23
May
2007

IT’S NOT HOW MUCH YOU GIVE THAT MATTERS, IT’S HOW MUCH YOU KEEP FOR YOURSELF

Call me selfish, if you will; I freely admit to it. The thought of something happening to my mother makes my blood run cold. It makes me feel like I might faint. It makes my heart miss a beat and then begin again, tha-dump. If something happened to my mother, it would mean losing a huge part of myself. I can’t imagine not having my mom to call and talk to whenever I want to, whenever I NEED to. It’s not just my mother I would lose, you see.

It’s my past. My childhood. The memory of my birth, the way I was as an infant. The way I was before my sister or my brother came into being.

It’s a calm voice to soothe my fears that I would lose. The temperate and peaceful way of listening that she gives with her whole being. The intelligence she brings to any issue and the genuine and careful striving after advice and answers that SUIT.

It’s the human Google that is my mother that I would lose: knowing that I can ask her just about anything and she will know the answer. It’s the knowledge that no matter how good I am (or was) at Trivial Pursuit or card games, my mother ALWAYS WINS. I would lose my access to the most amazing memory database on the planet.

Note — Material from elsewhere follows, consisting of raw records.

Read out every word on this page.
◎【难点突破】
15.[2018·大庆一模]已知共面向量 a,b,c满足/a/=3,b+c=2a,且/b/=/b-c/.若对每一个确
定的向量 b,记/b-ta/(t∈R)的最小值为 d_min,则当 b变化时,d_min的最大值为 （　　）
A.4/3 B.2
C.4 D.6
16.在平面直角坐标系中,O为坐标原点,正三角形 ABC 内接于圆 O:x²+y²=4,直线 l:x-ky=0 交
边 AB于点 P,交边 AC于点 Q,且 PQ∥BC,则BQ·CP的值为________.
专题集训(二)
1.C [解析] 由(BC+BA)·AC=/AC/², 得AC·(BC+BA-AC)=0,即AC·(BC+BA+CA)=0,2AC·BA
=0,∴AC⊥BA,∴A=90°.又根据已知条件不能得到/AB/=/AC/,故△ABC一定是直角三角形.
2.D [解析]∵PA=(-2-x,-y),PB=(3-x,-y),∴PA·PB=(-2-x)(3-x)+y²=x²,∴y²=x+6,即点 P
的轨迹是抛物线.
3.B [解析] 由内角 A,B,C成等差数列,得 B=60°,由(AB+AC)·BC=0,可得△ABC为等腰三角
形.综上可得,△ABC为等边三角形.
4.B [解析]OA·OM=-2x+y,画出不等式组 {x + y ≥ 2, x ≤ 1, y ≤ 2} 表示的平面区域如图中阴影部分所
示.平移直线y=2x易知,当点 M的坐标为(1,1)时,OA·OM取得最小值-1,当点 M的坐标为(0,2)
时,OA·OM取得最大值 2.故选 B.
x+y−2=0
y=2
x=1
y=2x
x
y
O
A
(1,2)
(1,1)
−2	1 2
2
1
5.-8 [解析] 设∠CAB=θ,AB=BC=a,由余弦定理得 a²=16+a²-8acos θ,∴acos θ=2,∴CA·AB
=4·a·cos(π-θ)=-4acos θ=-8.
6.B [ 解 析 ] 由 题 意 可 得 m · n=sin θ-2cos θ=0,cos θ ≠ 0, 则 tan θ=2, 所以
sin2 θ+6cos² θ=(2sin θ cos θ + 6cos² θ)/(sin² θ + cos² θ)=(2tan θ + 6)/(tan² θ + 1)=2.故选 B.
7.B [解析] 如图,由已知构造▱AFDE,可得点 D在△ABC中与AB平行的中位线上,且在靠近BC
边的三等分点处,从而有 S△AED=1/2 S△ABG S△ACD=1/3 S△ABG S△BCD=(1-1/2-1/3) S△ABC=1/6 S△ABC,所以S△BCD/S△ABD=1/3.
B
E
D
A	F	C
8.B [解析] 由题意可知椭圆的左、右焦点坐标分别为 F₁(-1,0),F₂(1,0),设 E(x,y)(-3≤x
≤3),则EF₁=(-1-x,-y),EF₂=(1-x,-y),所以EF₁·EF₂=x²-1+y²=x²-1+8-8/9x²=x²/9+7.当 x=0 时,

It’s the stories from my past and my mother’s past and my father’s and our family’s that I would lose, that would recede into frayed and dimming dreams. I would lose my status as a daughter, with my father already gone, and be forced into adult full time. Good lord, I’d be orphaned!

I would lose one of the very, very few people that I know I could tell anything to, and know myself safe in the telling of. Not that I HAVE told my mom everything I have to tell, but I know I COULD if I needed to, without being judged.

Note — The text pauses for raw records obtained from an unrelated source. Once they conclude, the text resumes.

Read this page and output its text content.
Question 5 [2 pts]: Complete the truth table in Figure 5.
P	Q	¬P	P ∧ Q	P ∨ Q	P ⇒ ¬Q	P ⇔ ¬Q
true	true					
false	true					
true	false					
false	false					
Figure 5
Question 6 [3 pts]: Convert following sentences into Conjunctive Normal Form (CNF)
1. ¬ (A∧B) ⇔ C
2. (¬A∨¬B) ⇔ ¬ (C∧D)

It’s her patience I would lose, when I need all I can get. Her daily example of how to live well, how to be a better person, how to give back to the world and the community and the family.

It’s the personal long-distance shopper that I would lose. Knowing that I can ask my mom to pick up chocolate chips or clothes from my favorite Stateside store has made my life abroad that much easier because she has always been willing to help stave off my homesickness or cravings with care packages and envelopes of books.

It’s her sense of humor that I would lose, knowing just how to tell a story that will crack her up, knowing what will make her smile or grimace or roll her eyes right back at me.

It’s the smiles on the faces of my children when they see their grandmother that would be only a glowing memory. It’s their sense of belonging as well as mine; their place in this tree of relatives and family. It’s a virtual umbilical cord that keeps me, keeps us, connected to my place of birth, my family, my siblings, my past and present and future selves all rolled up into one complicated package.

It’s the unconditional love that I would lose.

Some day, I know that I will have to face this loss and deal with it. But right now, I am so grateful and thankful and relieved that it is NOT YET. It is NOT NOW.